30) A Tale of Two Sisters (2003)

Abysmally and almost unrecognizably remade in the US as The Uninvited in 2009, this 2003 Korean drama is a tour de force of psychological horror and unreliable narration. As two teen sisters battle the classic evil stepmother, reality starts to splinter, and what may or may not be an infestation of paranormal activity begins to tear the family apart. Intentionally disjointed and told through a series of warped surreal sequences that will leave you questioning everything, A Tale of Two Sisters feels a bit like David Lynch is telling you a ghost story — with fantastic results.
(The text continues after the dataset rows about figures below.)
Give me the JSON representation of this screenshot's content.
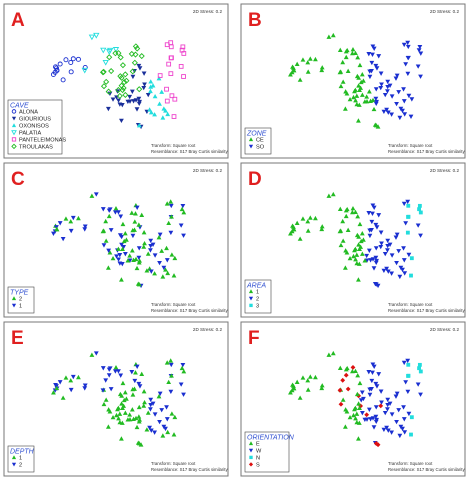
{
  "colors": {
    "letter": "#e02020",
    "legend_title": "#2f4fd0",
    "green": "#22bb22",
    "blue": "#1a2fd0",
    "cyan": "#22dddd",
    "red": "#dd1111",
    "magenta": "#ee44cc",
    "navy": "#1a2f9a"
  },
  "chart_data": [
    {
      "type": "scatter",
      "letter": "A",
      "stress_label": "2D Stress: 0.2",
      "transform_label": "Transform: Square root",
      "resemblance_label": "Resemblance: S17 Bray Curtis similarity",
      "legend": {
        "title": "CAVE",
        "placement": "bottom-left",
        "entries": [
          {
            "label": "ALONA",
            "marker": "circle-open",
            "color": "#1a2fd0"
          },
          {
            "label": "GIOURIOUS",
            "marker": "triangle-down",
            "color": "#1a2f9a"
          },
          {
            "label": "OXONISOS",
            "marker": "triangle-up",
            "color": "#22dddd"
          },
          {
            "label": "PALATIA",
            "marker": "triangle-down-open",
            "color": "#22dddd"
          },
          {
            "label": "PANTELEIMONAS",
            "marker": "square-open",
            "color": "#ee44cc"
          },
          {
            "label": "TROULAKAS",
            "marker": "diamond-open",
            "color": "#22bb22"
          }
        ]
      }
    },
    {
      "type": "scatter",
      "letter": "B",
      "stress_label": "2D Stress: 0.2",
      "transform_label": "Transform: Square root",
      "resemblance_label": "Resemblance: S17 Bray Curtis similarity",
      "legend": {
        "title": "ZONE",
        "placement": "bottom-left",
        "entries": [
          {
            "label": "CE",
            "marker": "triangle-up",
            "color": "#22bb22"
          },
          {
            "label": "SO",
            "marker": "triangle-down",
            "color": "#1a2fd0"
          }
        ]
      }
    },
    {
      "type": "scatter",
      "letter": "C",
      "stress_label": "2D Stress: 0.2",
      "transform_label": "Transform: Square root",
      "resemblance_label": "Resemblance: S17 Bray Curtis similarity",
      "legend": {
        "title": "TYPE",
        "placement": "bottom-left",
        "entries": [
          {
            "label": "2",
            "marker": "triangle-up",
            "color": "#22bb22"
          },
          {
            "label": "1",
            "marker": "triangle-down",
            "color": "#1a2fd0"
          }
        ]
      }
    },
    {
      "type": "scatter",
      "letter": "D",
      "stress_label": "2D Stress: 0.2",
      "transform_label": "Transform: Square root",
      "resemblance_label": "Resemblance: S17 Bray Curtis similarity",
      "legend": {
        "title": "AREA",
        "placement": "bottom-left",
        "entries": [
          {
            "label": "1",
            "marker": "triangle-up",
            "color": "#22bb22"
          },
          {
            "label": "2",
            "marker": "triangle-down",
            "color": "#1a2fd0"
          },
          {
            "label": "3",
            "marker": "square",
            "color": "#22dddd"
          }
        ]
      }
    },
    {
      "type": "scatter",
      "letter": "E",
      "stress_label": "2D Stress: 0.2",
      "transform_label": "Transform: Square root",
      "resemblance_label": "Resemblance: S17 Bray Curtis similarity",
      "legend": {
        "title": "DEPTH",
        "placement": "bottom-left",
        "entries": [
          {
            "label": "1",
            "marker": "triangle-up",
            "color": "#22bb22"
          },
          {
            "label": "2",
            "marker": "triangle-down",
            "color": "#1a2fd0"
          }
        ]
      }
    },
    {
      "type": "scatter",
      "letter": "F",
      "stress_label": "2D Stress: 0.2",
      "transform_label": "Transform: Square root",
      "resemblance_label": "Resemblance: S17 Bray Curtis similarity",
      "legend": {
        "title": "ORIENTATION",
        "placement": "bottom-left",
        "entries": [
          {
            "label": "E",
            "marker": "triangle-up",
            "color": "#22bb22"
          },
          {
            "label": "W",
            "marker": "triangle-down",
            "color": "#1a2fd0"
          },
          {
            "label": "N",
            "marker": "square",
            "color": "#22dddd"
          },
          {
            "label": "S",
            "marker": "diamond",
            "color": "#dd1111"
          }
        ]
      }
    }
  ]
}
31) Rosemary’s Baby (1968)

If you dare to watch this list in order from start to finish, you’ll end up taking in Rosemary’s Baby on Halloween — and nothing is more Halloween-y than a coven of witches and a casual pact with the devil. Roman Polanski’s most well-known work is incredibly strident in its theme of sexual consent and its declaration of a woman’s right to choose what happens to her body, a painful irony given that its director was obviously unable to absorb the lessons of his own film. But that irony only makes Rosemary’s Baby feel angrier, louder, and ultimately more terrifying today.